Retirer des produits des rayons : c’est une tactique qu’utilisent parfois les retailers pour obtenir gain de cause en cas de conflits avec leurs fournisseurs. Mais personne n’y gagne, révèle une récente étude de la KU Leuven.
Négociations impitoyables
En cas de désaccord avec un fabricant, le retailer peut décider de retirer les produits du fournisseur en question de ces rayons. C’est ce qu’on appelle le déréférencement. Ce phénomène prouve que les deux parties sont prêtes à aller jusqu’à l’extrême pour défendre leur point de vue lors de négociations impitoyables.
A titre illustratif, citons quelques exemples récents, notamment le conflit entre Heineken et Jumbo aux Pays-Bas et entre Dr. Oetker et la chaîne de supermarchés allemande Real. Dans les deux cas les marques ont été retirées des rayons des supermarchés et ne sont réapparues qu’au moment où le conflit a été solutionné.
Les rapports de force ont changé
En effet, il y a bien longtemps que les retailers ne se laissent plus marcher sur les pieds par les fabricants tout-puissants. Avec leurs marques maison ils disposent d’une arme efficace. De plus ils décident eux-mêmes quelles seront les marques qui occuperont les espaces limités et très convoités dans les rayons. Ils peuvent également collecter des données plus précises concernant la vente de leurs produits via les cartes de fidélité de leurs clients, par exemple. C’est pourquoi les rapports de force entre les deux parties ont radicalement changé : les fabricants doivent donc considérer les retailers comme leurs égaux.
Lorsque les négociations s’enlisent, les retailers préfèrent parfois avoir recours à leur arme ultime, plutôt que de faire la moindre concession s’ils n’obtiennent pas les conditions voulues.
Une situation perdant-perdant
Une étude de la KU Leuven démontre que le déréférencement en cas de conflit ne laisse personne indemne. L’université de Leuven est la première à explorer ce phénomène d’un point de vue académique dans une étude publiée dans le magazine de renom Journal of Marketing, une référence internationale. « Dans ce premier article nous avons étudié les conséquences d’un grand déréférencement suite à un désaccord commercial. Nous avons tenté de déterminer qui des deux parties prenait le dessus dans un tel conflit et pour quelles sortes de produits et/ou marques le déréférencement est plus ou moins nuisible pour le retailer et le producteur », expliquent Sara Van der Maelen, Els Breugelmans et Kathleen Cleeren (KU Leuven).
Leur conclusion ? « Le déréférencement en cas de conflit entraîne une situation perdant-perdant pour les deux parties. Dans leur lutte acharnée pour obtenir gain de cause, ils ne peuvent oublier le consommateur. Si le consommateur change de supermarché pour acheter ailleurs le produit non-disponible, le retailer perdra des revenus. Si par contre le consommateur au sein du même supermarché change de marque parce que la marque voulue n’est pas disponible, c’est le producteur qui perdra des revenus. »
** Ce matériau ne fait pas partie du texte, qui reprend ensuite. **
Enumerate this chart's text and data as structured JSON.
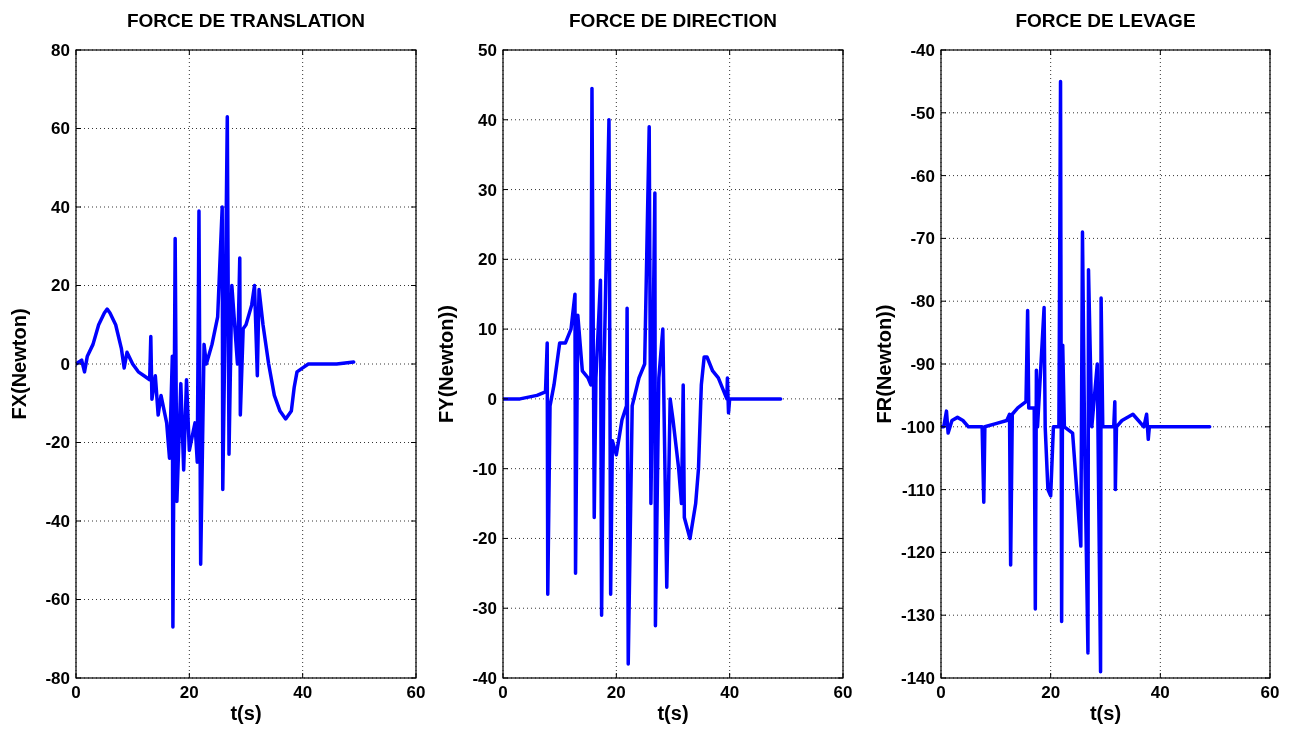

Peser le pour et le contre
« L’étude démontre que le retailer subit le manque à gagner le plus important, et le fabricant le manque à gagner le moins important. Toutefois le deux parties disposent d’armes capables de les protéger s’ils risquent de perdre des revenus. Ainsi un retailer est en position de force dans les catégories avec un vaste assortiment, alors que le fabricant disposant d’une marque forte pourra compter sur la fidélité du consommateur qui changera spécialement de supermarché pour y acheter sa marque favorite. »
« Les deux parties risquent le plus gros manque à gagner dans les catégories où les achats sont généralement planifiés (donc rarement impulsifs). Dans ce type de catégories le déréférencement est à éviter. Le message pour les retailers et les fabricants est donc clair : pesez le pour et le contre entre le risque de manque à gagner et l’inflexibilité lors de négociations.
S. Van der Maelen, E. Breugelmans and K. Cleeren (2016), “The Clash of the Titans: On Retailer and Manufacturer Vulnerability in Conflict Delistings,” Forthcoming in Journal of Marketing.